Let's set some ground rules. To keep things simple, we have some 3 dimensional object, and we treat it's surface as a 2d manifold. Then we address the issue of whether we can construct "rigid" objects on this 2d manifold. What do we mean by a rigid object? We could use a Born's definition, but a good treatment of that gets rather mathematical (and seems hard to find elementary treatments, a lot of the original papers aren't in English as well). I'll suggest that the notion of congruent geometric figures (such as triangles) serves as a good notion of rigidity. Basically, if all triangles are congruent, then we can move a triangle from one spot to another without changing its shape. We can break up other shapes into triangles, and then argue that if all the triangles are congruent, so are the larger figures.
But when we look at the sum of the angles of a triangle on a curved surface (such as a sphere), we start to see the issues. The sum of the angles of a triangle on a plane is always 180 degrees, but this is not true in spherical geometry. It's rather well known that the sum of angles of a spherical triangle is greater than 180 degrees, and depends on the size of the triangle. (I regard this as not being "much math", though i suppose readers unfamiliar with spherical trig might disagree. But it's certainly a lot simpler math than a full understanding of General Relativity and Riemannian geometry, though it can be a useful motivational tool for why we need Riemannian geometry).

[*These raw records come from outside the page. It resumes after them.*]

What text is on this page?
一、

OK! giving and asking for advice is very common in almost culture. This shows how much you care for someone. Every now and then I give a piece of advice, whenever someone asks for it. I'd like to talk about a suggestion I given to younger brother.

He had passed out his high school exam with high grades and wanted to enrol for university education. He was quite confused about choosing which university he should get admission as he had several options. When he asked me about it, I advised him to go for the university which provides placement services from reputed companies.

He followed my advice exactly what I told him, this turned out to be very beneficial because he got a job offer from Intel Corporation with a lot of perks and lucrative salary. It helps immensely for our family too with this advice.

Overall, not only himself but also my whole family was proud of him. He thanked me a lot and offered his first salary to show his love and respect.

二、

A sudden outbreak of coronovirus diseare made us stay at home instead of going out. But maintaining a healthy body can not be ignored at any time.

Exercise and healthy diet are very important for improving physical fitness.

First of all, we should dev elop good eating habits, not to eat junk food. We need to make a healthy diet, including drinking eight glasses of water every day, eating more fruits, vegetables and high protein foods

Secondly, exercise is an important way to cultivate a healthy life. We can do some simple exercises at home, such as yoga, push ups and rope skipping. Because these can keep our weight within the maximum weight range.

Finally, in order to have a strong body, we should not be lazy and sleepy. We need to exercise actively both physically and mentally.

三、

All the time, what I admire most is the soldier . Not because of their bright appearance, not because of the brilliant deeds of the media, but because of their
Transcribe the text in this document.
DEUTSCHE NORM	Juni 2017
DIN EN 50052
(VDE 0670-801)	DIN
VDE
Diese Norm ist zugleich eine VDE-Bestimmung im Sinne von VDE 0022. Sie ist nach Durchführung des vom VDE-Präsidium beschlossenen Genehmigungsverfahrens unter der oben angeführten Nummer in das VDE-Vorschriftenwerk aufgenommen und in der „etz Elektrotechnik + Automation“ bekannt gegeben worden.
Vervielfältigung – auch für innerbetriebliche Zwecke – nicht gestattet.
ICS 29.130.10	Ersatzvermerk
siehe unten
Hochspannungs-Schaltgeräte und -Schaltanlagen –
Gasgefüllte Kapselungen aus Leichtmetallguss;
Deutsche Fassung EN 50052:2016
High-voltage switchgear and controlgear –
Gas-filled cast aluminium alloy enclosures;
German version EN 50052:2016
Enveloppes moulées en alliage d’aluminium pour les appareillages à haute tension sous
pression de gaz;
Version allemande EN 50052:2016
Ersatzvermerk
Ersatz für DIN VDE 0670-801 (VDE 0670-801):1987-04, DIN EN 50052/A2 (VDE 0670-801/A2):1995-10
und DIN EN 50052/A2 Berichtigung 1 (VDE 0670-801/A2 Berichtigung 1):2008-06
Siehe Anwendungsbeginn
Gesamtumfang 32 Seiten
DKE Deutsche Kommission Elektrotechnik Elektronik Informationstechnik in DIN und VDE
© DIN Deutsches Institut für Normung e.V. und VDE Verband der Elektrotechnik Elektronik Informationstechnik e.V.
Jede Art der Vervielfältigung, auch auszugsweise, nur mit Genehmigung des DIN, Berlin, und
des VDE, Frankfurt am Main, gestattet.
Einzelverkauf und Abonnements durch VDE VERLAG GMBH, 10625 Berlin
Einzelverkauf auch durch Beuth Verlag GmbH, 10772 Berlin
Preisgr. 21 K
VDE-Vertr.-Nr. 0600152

If we only demand that triangles of the same size be congruent, we can get around this issue on a sphere. We go from "all triangles are congruent" to "all triangles of the same area are congruent". Unfortunately, when we consider more general cases, such as a flat geometry with a "bump", we see that we just can't make all triangles congruent. If we ask that all triangles be congruent, we can't have the sum of the angles be 180 degrees at one locaction, and some different number at a different location. But if we move a triangle with three equal sides from a location "on the bump" to a location "off the bump", the sum of it's angles changes (as long as the triangle has a finite area). So, we are lead to the notion that saying that "all triangles" are congruent is simply wrong, which then suggests that there are severe difficulties with "rigid objects" as a definition of distance.
Sorry, this got rather long. But I'll try to summarize my point. I believe that pre-relativistic notions of distance relied on "rigid rulers", and the lack of rigid objects on curved manifolds leads to a lot of confusion about what distance really is. Unfortunately I can't point to the literature as to what the "real" definition of distance is, because as near as I can tell there isn't much agreement on how best to formulate it. As a consequence, students wind up with little guidance on this point. I can point out that relying on "rigid objects" to define it is going to cause some issues. And I think it's fair to say that the previous incarnation of the definition of distance used "rigid rulers", so I don't think I'm too far off in suggesting that this is the source of a lot of confusion about the nature of distance.
I should stop here, but I want to add one more thing. I believe it can be fruitful to go from the notion that "all traingles are congruent" to "all sufficiently small triangles are congruent". But I haven't seen any text actually take this approach. I believe, though, that it could be used to motivate Reimannian geometry.